Surprise de la première étape du Tour de France, Victor Lafay a tenu tête à Pogacar et Vingegaard
Il a gagné l’an dernier une étape sur le Giro et s’est offert il y a deux mois la Classic Grand Besançon en dominant à la pédale Guillaume Martin ou Thibaut Pinot. Pourtant, Victor Lafay est encore dans la deuxième division médiatique des coureurs français. Médiatique seulement, et seulement jusqu’à ce samedi. Car il a prouvé sur cette première étape qu’il figurait bien parmi le premier peloton mondial des puncheurs.
Seul homme à suivre les deux derniers vainqueurs du Tour dans la côte de Pike, le Lyonnais de naissance est le coureur du peloton qui a avalé le plus vite la dernière difficulté de la journée. Quatre minutes et quarante-deux secondes, soit sept de mieux que Pogacar. "J’avais des jambes de feu", reconnaissait-il devant le car de son équipe Cofidis, après être passé par la case contrôle antidopage.
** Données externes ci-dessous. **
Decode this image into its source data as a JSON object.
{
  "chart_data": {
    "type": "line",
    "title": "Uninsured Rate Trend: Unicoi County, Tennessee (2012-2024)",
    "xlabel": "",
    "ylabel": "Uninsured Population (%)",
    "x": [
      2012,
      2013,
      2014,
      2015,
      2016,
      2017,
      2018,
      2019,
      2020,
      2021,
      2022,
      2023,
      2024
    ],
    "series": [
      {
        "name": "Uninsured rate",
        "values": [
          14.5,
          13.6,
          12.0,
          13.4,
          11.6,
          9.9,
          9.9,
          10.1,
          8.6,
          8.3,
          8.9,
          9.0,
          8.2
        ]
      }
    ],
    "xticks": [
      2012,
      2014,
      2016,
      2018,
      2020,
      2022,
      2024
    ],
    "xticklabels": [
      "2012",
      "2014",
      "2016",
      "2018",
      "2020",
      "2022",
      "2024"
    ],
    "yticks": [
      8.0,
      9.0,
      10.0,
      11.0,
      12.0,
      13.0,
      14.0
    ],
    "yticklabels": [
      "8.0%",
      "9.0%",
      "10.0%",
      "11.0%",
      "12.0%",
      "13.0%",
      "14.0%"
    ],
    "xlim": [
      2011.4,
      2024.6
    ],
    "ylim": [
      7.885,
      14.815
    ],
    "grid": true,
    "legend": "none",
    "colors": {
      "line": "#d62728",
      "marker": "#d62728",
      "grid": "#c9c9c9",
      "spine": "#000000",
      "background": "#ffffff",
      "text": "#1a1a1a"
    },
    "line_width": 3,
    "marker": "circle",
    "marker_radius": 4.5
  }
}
"Dans ces moments-là, il faut se dire qu’on est le plus fort et je me suis fait confiance. Je suis presque un peu déçu de tenir une telle forme et de ne pas en avoir profité", regrettait le garçon de 27 ans, qui aborde son deuxième Tour de France dans de parfaites dispositions.
"J’ai mal joué le coup tactiquement"Déçu donc le jeune homme, car Adam Yates, le vainqueur du jour, était derrière lui quand il avait tenu la roue de Pogacar après la première attaque du Slovène. "Je pense que j’ai un peu mal joué le coup tactiquement, poursuit celui qui a finalement terminé sixième de l’étape. À un moment, j’ai tenté d’attaquer mais Pogacar a tout de suite pris ma roue. J’aurais sans doute dû me contenter de suivre et essayer de suivre les frères Yates."
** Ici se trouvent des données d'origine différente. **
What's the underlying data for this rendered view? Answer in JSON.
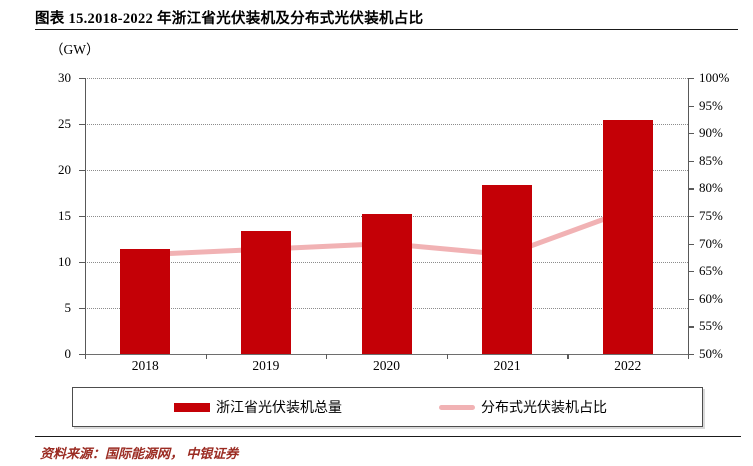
{
  "header": {
    "title": "图表 15.2018-2022 年浙江省光伏装机及分布式光伏装机占比",
    "unit_label": "（GW）"
  },
  "footer": {
    "source": "资料来源：国际能源网， 中银证券"
  },
  "colors": {
    "bar": "#C40006",
    "line": "#F1B2B4",
    "grid": "#8C8C8C",
    "axis": "#595959",
    "source_text": "#9B2B22"
  },
  "chart_data": {
    "type": "bar+line combo",
    "categories": [
      "2018",
      "2019",
      "2020",
      "2021",
      "2022"
    ],
    "series": [
      {
        "name": "浙江省光伏装机总量",
        "type": "bar",
        "axis": "left",
        "unit": "GW",
        "values": [
          11.4,
          13.4,
          15.2,
          18.4,
          25.4
        ]
      },
      {
        "name": "分布式光伏装机占比",
        "type": "line",
        "axis": "right",
        "unit": "%",
        "values": [
          68,
          69,
          70,
          68,
          76
        ]
      }
    ],
    "left_axis": {
      "min": 0,
      "max": 30,
      "step": 5,
      "ticks": [
        "0",
        "5",
        "10",
        "15",
        "20",
        "25",
        "30"
      ]
    },
    "right_axis": {
      "min": 50,
      "max": 100,
      "step": 5,
      "ticks": [
        "50%",
        "55%",
        "60%",
        "65%",
        "70%",
        "75%",
        "80%",
        "85%",
        "90%",
        "95%",
        "100%"
      ]
    },
    "grid": "horizontal dotted at every 5 GW",
    "legend_position": "bottom boxed"
  },
  "legend": {
    "items": [
      {
        "label": "浙江省光伏装机总量",
        "swatch": "bar"
      },
      {
        "label": "分布式光伏装机占比",
        "swatch": "line"
      }
    ]
  }
}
En constante progression depuis son passage chez les pros en 2018, un an après son succès lors des championnats de France de l’Avenir à Saint-Amand-Montrond, Victor Lafay a tout de même un peu surpris son manager, Cédric Vasseur. "On savait que c’était lui notre meilleure carte aujourd’hui, admet l’ancien porteur du maillot jaune. Mais le voir avec Vingegaard et Pogacar dans un groupe de trois avec un gros écart derrière, on s’est dit qu’il nous sortait un très grand numéro. C’est dommage de ne pas avoir pu le voir dans un sprint pour la gagne avec ces deux-là."
Si la victoire continue de fuir Cofidis sur le Tour de France depuis quinze ans maintenant et le succès de Sylvain Chavanel à Montluçon, l’attitude de Lafay a regonflé le moral des troupes pour la suite. "C’est de bon augure pour Victor mais aussi pour le reste du groupe, poursuit Vasseur. J’espère que ça va continuer."
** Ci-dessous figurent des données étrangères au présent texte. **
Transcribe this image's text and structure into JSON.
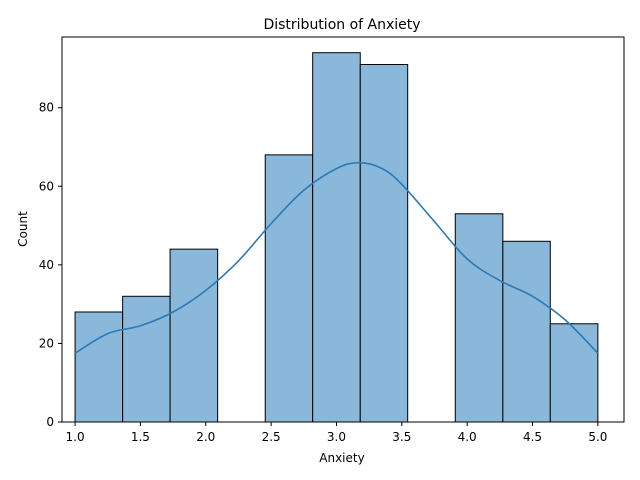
{
  "chart_data": {
    "type": "bar",
    "subtype": "histogram",
    "title": "Distribution of Anxiety",
    "xlabel": "Anxiety",
    "ylabel": "Count",
    "xlim": [
      0.9,
      5.2
    ],
    "ylim": [
      0,
      98
    ],
    "x_ticks": [
      "1.0",
      "1.5",
      "2.0",
      "2.5",
      "3.0",
      "3.5",
      "4.0",
      "4.5",
      "5.0"
    ],
    "x_tick_values": [
      1.0,
      1.5,
      2.0,
      2.5,
      3.0,
      3.5,
      4.0,
      4.5,
      5.0
    ],
    "y_ticks": [
      "0",
      "20",
      "40",
      "60",
      "80"
    ],
    "y_tick_values": [
      0,
      20,
      40,
      60,
      80
    ],
    "bins": [
      {
        "start": 1.0,
        "end": 1.364,
        "count": 28
      },
      {
        "start": 1.364,
        "end": 1.727,
        "count": 32
      },
      {
        "start": 1.727,
        "end": 2.091,
        "count": 44
      },
      {
        "start": 2.091,
        "end": 2.455,
        "count": 0
      },
      {
        "start": 2.455,
        "end": 2.818,
        "count": 68
      },
      {
        "start": 2.818,
        "end": 3.182,
        "count": 94
      },
      {
        "start": 3.182,
        "end": 3.545,
        "count": 91
      },
      {
        "start": 3.545,
        "end": 3.909,
        "count": 0
      },
      {
        "start": 3.909,
        "end": 4.273,
        "count": 53
      },
      {
        "start": 4.273,
        "end": 4.636,
        "count": 46
      },
      {
        "start": 4.636,
        "end": 5.0,
        "count": 25
      }
    ],
    "kde": {
      "x": [
        1.0,
        1.25,
        1.5,
        1.75,
        2.0,
        2.25,
        2.5,
        2.75,
        3.0,
        3.17,
        3.35,
        3.5,
        3.75,
        4.0,
        4.25,
        4.5,
        4.75,
        5.0
      ],
      "y": [
        17.5,
        22.5,
        24.5,
        28.0,
        33.5,
        41.0,
        50.5,
        59.0,
        64.5,
        66.0,
        64.5,
        60.5,
        51.0,
        41.5,
        36.0,
        32.0,
        26.0,
        17.5
      ]
    },
    "colors": {
      "bar_fill": "#8ab8da",
      "bar_edge": "#000000",
      "kde_line": "#2a7ab8"
    },
    "grid": false,
    "legend": "none"
  }
}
Avec une équipe UAE pas forcément désireuse d’assumer dès maintenant le poids de la course et du maillot jaune, l’étape de ce dimanche vers Saint-Sébastien pourrait à nouveau convenir à Victor Lafay. "Mais là encore, l’arrivée n’est pas au sommet de la dernière montée donc ça ne m’aide pas", concluait-il d’un sourire aux airs d’idée derrière la tête.